Sgombero forzato a Sciences Po: la mobilitazione pro-Palestina incontra la resistenza delle autorità
La mattinata del 2 maggio a Parigi ha visto nuovamente le forze dell’ordine intervenire presso l’università Sciences Po, per sgomberare gli studenti che occupavano l’edificio in segno di protesta. Quest’ultima azione di polizia segue di pochi giorni un precedente intervento, segnando un momento di forte tensione tra le autorità e il movimento studentesco pro-Palestina. Gli studenti, che avevano iniziato l’occupazione il giorno precedente, sono stati evacuati ‘senza incidenti’, secondo quanto comunicato dalla questura di Parigi. La ministra dell’istruzione superiore, Sylvie Retailleau, ha esortato i presidenti delle università a garantire l’ordine, facendo uso pieno dei loro poteri.
La nuova occupazione era stata avviata dagli studenti a seguito di un’assemblea indetta dall’amministrazione di Sciences Po, in risposta alle richieste del movimento studentesco. Questo incontro, tuttavia, è stato descritto come insoddisfacente da Pierre, pseudonimo di uno studente attivo nelle proteste, che ha lamentato la mancanza di apertura al dialogo da parte dell’amministrazione universitaria. Le richieste degli studenti, tra cui l’istituzione di un comitato investigativo sui partenariati tra Sciences Po e le università israeliane, sono rimaste inascoltate, accentuando il senso di frustrazione e portando alla decisione di occupare nuovamente l’università.

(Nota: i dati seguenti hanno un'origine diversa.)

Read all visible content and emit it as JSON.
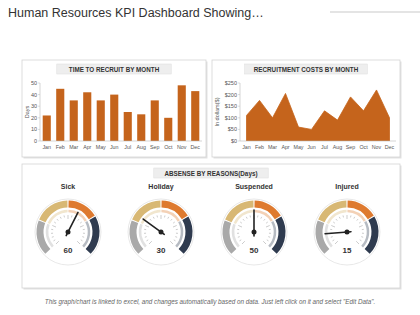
{
  "page_title": "Human Resources KPI Dashboard Showing…",
  "footnote": "This graph/chart is linked to excel, and changes automatically based on data.  Just left click on it and select \"Edit Data\".",
  "chart_data": [
    {
      "type": "bar",
      "title": "TIME TO RECRUIT BY MONTH",
      "ylabel": "Days",
      "categories": [
        "Jan",
        "Feb",
        "Mar",
        "Apr",
        "May",
        "Jun",
        "Jul",
        "Aug",
        "Sep",
        "Oct",
        "Nov",
        "Dec"
      ],
      "values": [
        22,
        45,
        35,
        42,
        35,
        40,
        25,
        23,
        35,
        20,
        48,
        43
      ],
      "color": "#c5641c",
      "ylim": [
        0,
        50
      ],
      "yticks": [
        0,
        10,
        20,
        30,
        40,
        50
      ],
      "grid": false
    },
    {
      "type": "area",
      "title": "RECRUITMENT COSTS BY MONTH",
      "ylabel": "In dollars($)",
      "categories": [
        "Jan",
        "Feb",
        "Mar",
        "Apr",
        "May",
        "Jun",
        "Jul",
        "Aug",
        "Sep",
        "Oct",
        "Nov",
        "Dec"
      ],
      "values": [
        110,
        175,
        100,
        205,
        60,
        50,
        130,
        90,
        190,
        130,
        220,
        100
      ],
      "color": "#c5641c",
      "ylim": [
        0,
        250
      ],
      "yticks": [
        {
          "value": 0,
          "label": "$0"
        },
        {
          "value": 50,
          "label": "$50"
        },
        {
          "value": 100,
          "label": "$100"
        },
        {
          "value": 150,
          "label": "$150"
        },
        {
          "value": 200,
          "label": "$200"
        },
        {
          "value": 250,
          "label": "$250"
        }
      ],
      "grid": false
    },
    {
      "type": "gauge",
      "title": "ABSENSE BY REASONS(Days)",
      "categories": [
        "Sick",
        "Holiday",
        "Suspended",
        "Injured"
      ],
      "values": [
        60,
        30,
        50,
        15
      ],
      "ylim": [
        0,
        100
      ],
      "data_labels": true,
      "tick_labels": false
    }
  ]
}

La reazione della polizia e le prospettive future
La risposta delle autorità non si è fatta attendere: intorno alle 11 di mattina, la polizia ha fatto il suo ingresso a Sciences Po per la seconda volta in breve tempo. Una parte degli studenti ha scelto di uscire prima dell’arrivo delle forze dell’ordine, mentre altri hanno optato per una forma di protesta pacifica, rimanendo seduti nell’atrio dell’università. L’amministrazione ha quindi proceduto alla chiusura dell’accesso al campus, estendendo lo sgombero e la chiusura anche ad altre sedi, come quella di Lione, con mobilitazioni che hanno toccato anche Lille e Saint-Etienne.

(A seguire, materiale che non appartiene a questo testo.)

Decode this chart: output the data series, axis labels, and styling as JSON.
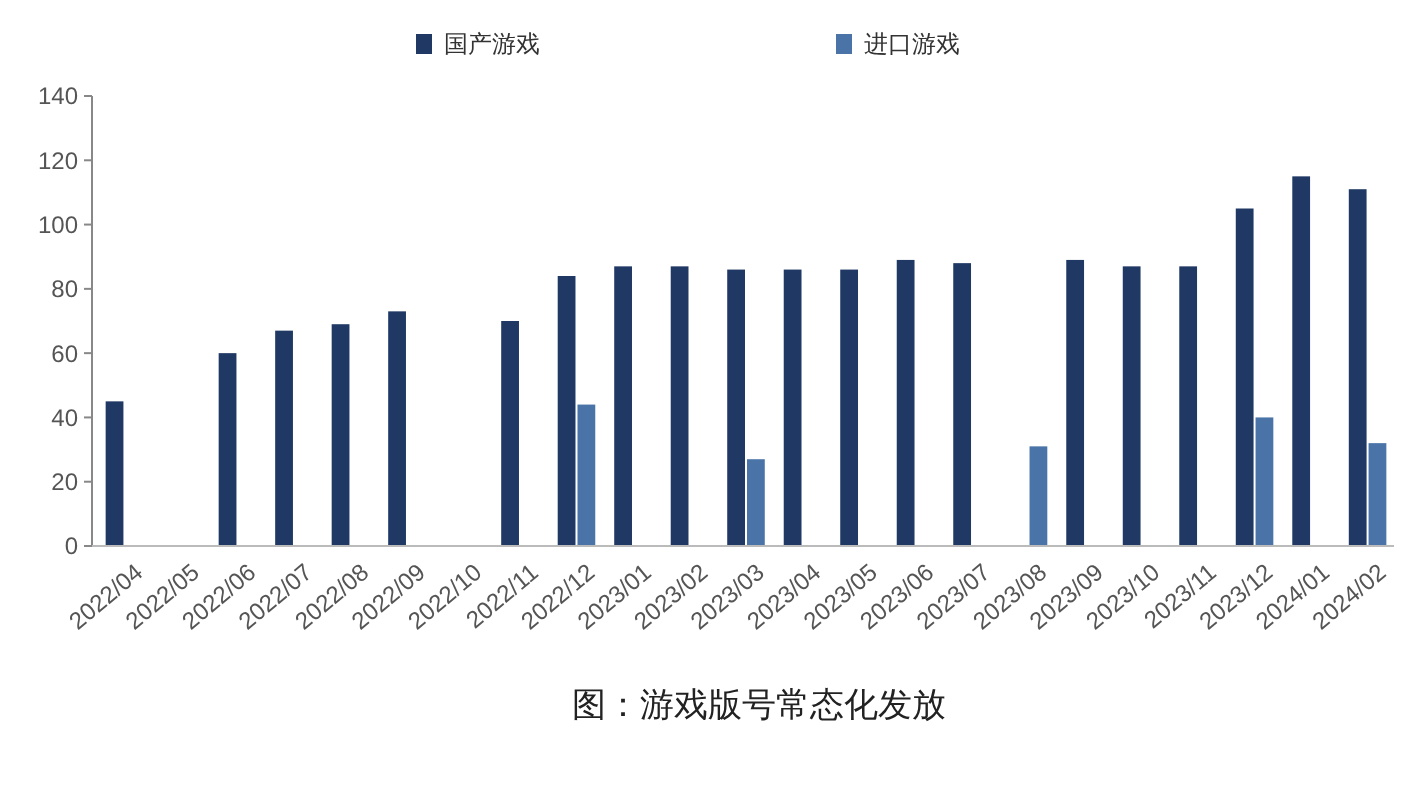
{
  "chart_data": {
    "type": "bar",
    "categories": [
      "2022/04",
      "2022/05",
      "2022/06",
      "2022/07",
      "2022/08",
      "2022/09",
      "2022/10",
      "2022/11",
      "2022/12",
      "2023/01",
      "2023/02",
      "2023/03",
      "2023/04",
      "2023/05",
      "2023/06",
      "2023/07",
      "2023/08",
      "2023/09",
      "2023/10",
      "2023/11",
      "2023/12",
      "2024/01",
      "2024/02"
    ],
    "series": [
      {
        "name": "国产游戏",
        "color": "#1f3864",
        "values": [
          45,
          null,
          60,
          67,
          69,
          73,
          null,
          70,
          84,
          87,
          87,
          86,
          86,
          86,
          89,
          88,
          null,
          89,
          87,
          87,
          105,
          115,
          111
        ]
      },
      {
        "name": "进口游戏",
        "color": "#4a74a8",
        "values": [
          null,
          null,
          null,
          null,
          null,
          null,
          null,
          null,
          44,
          null,
          null,
          27,
          null,
          null,
          null,
          null,
          31,
          null,
          null,
          null,
          40,
          null,
          32
        ]
      }
    ],
    "ylim": [
      0,
      140
    ],
    "yticks": [
      0,
      20,
      40,
      60,
      80,
      100,
      120,
      140
    ],
    "grid": false,
    "legend": "top",
    "annotations": [
      "图：游戏版号常态化发放"
    ]
  }
}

Queste azioni di protesta si inseriscono in un contesto più ampio che vede gli studenti di varie parti del mondo, inclusi Stati Uniti ed Europa, mobilitarsi contro la situazione in Gaza. Le università francesi, in particolare, sono state teatro di numerose manifestazioni, culminate spesso con interventi di sgombero da parte delle forze dell’ordine. La situazione a Sciences Po, come sottolineato da Pierre, è emblematica di un cambiamento: mai prima d’ora, secondo il suo racconto, l’università era stata oggetto di azioni simili, soprattutto in relazione alla questione palestinese. La manifestazione di pomeriggio a Place du Panthéon, su appello di diversi sindacati studenteschi, segna un ulteriore momento di confronto tra la comunità studentesca e le autorità.
Un appello al dialogo e alla comprensione
La situazione a Sciences Po riflette un momento di tensione non solo all’interno dell’istituzione, ma anche nel tessuto sociale più ampio, che vede contrapporsi esigenze di sicurezza e ordine pubblico a richieste di dialogo e apertura verso tematiche di rilevanza internazionale. L’intervento delle autorità, sebbene descritto come avvenuto ‘senza incidenti’, solleva questioni sul diritto di protesta e sull’importanza del confronto aperto e costruttivo. La richiesta studentesca di un maggiore ascolto e la volontà di portare avanti le proprie istanze, nonostante gli ostacoli, sono indicativi di una volontà di partecipazione attiva ai grandi dibattiti contemporanei.
In questo contesto, la figura di Pierre emerge come simbolo di una gioventù desiderosa di incidere sul proprio futuro e su quello delle relazioni internazionali. La sua testimonianza, insieme a quella degli altri studenti coinvolti, sottolinea l’importanza di un dialogo franco e aperto tra le istituzioni educative e i loro studenti, in un momento storico in cui le questioni di giustizia globale sembrano più pressanti che mai. La speranza è che tali episodi possano portare a una riflessione più ampia sui metodi attraverso i quali le società democratiche gestiscono il dissenso e su come le istituzioni educative possano fungere da luoghi di dibattito critico e costruttivo.